Trois personnages de pouvoir, qui se trouvent être des femmes. Et trois fois en deux jours, la même transmutation de leur identité sexuelle en argument de vente, en élément de langage. Pathétique victimisation, qui donne envie de hurler. Quand Lagarde affirme que sa traduction en Cour de Justice de la République ne la handicaperait pas particulièrement au FMI, cette énormité n'est pas moins énorme parce qu'elle est proférée par une femme. On peut être une femme et être en conflit d'intérêt, on peut être une femme et avoir commis des abus de pouvoir, on peut être une candidate nulle, une dirigeante nulle, une présidente nulle. Il est probable que le nombre de nuls exerçant de hautes fonctions est sans doute plus élevé chez les titulaires mâles.
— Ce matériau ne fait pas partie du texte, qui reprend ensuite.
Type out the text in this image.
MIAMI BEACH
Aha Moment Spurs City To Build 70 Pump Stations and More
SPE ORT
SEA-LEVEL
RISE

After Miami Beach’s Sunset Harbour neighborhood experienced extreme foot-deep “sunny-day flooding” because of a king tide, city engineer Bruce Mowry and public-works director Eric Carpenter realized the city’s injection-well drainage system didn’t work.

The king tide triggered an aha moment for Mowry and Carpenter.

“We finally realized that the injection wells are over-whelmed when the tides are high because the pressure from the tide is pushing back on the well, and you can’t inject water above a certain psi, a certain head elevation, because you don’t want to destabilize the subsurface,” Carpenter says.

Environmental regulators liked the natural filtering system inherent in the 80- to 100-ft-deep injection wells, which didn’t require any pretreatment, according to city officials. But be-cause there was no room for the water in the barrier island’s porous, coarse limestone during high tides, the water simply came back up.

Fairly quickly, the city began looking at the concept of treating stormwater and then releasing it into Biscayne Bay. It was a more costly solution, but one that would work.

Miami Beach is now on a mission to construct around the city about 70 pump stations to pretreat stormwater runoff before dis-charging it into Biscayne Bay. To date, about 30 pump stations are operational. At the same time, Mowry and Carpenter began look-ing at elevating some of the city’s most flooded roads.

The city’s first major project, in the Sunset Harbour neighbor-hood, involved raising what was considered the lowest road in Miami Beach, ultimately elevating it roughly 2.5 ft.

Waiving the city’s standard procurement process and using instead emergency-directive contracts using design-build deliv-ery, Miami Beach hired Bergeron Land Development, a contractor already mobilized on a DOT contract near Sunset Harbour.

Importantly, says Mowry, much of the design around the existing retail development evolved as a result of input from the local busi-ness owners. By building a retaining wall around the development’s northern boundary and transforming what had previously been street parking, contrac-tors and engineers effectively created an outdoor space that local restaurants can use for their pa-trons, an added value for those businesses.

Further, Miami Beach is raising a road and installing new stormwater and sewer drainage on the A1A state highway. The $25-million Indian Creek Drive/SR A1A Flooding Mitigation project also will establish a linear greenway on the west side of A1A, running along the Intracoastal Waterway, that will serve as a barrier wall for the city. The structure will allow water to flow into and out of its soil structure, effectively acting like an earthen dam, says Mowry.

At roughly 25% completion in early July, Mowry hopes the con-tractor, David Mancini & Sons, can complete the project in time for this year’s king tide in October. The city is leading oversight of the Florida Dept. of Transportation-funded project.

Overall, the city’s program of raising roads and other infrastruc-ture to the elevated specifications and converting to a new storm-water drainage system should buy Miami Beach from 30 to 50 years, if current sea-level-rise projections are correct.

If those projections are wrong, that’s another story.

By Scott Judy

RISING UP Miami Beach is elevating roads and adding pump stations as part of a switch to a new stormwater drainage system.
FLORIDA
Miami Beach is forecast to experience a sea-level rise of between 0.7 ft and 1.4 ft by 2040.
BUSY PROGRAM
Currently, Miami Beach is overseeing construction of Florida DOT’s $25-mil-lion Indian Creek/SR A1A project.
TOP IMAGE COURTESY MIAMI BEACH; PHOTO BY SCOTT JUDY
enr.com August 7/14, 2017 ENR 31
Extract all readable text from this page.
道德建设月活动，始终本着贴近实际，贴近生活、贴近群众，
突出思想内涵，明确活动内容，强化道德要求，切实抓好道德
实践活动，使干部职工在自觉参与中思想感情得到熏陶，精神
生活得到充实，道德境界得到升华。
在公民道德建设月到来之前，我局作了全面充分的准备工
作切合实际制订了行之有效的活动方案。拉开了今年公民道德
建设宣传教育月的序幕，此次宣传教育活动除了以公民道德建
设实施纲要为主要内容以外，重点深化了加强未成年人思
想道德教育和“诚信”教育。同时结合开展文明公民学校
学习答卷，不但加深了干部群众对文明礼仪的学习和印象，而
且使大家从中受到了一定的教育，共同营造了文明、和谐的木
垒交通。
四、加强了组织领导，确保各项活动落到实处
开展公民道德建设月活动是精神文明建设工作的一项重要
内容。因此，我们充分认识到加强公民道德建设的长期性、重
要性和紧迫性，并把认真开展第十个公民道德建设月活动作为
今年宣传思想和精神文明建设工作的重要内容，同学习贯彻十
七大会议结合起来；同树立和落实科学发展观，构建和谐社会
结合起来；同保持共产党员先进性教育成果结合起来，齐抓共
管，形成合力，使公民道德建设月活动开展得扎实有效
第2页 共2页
Mais sur la proportion, ça se discute. Il faudrait faire des statistiques. On le soufflera à l'INSEE.

Oui, mais voilà. Nous nous trouvons dans ce moment paradoxal, où l'affaire DSK projette en pleine lumière la mentalité archaïque, encrassée, de mâles bourgeois dominants, qui cimente une partie de la classe politico-médiatique. Y compris chez des femmes de pouvoir, elle déterre brutalement des vestiges insoupçonnés de découragement ou de lassitude (je pense à Hélène Jouan, ancienne directrice de la rédaction de France Inter, avouant l'autre soir sur France 2 qu'elle avait failli abandonner le journalisme, après s'être heurtée à la gauloiserie, à la truculence, au goût tellement français de la séduction, de tous les plaisirs de la vie, de députés trop doués pour le bonheur, et venant toquer à sa porte, la nuit, lors des universités d'été d'un parti politique, tiens lequel ?) Nous nous trouvons dans ce moment, où la condition de femme est à la fois un handicap encore insurmontable, et un élément de langage, aussi insupportable que les autres. Ce à la fois, il ne faudrait jamais le perdre de vue.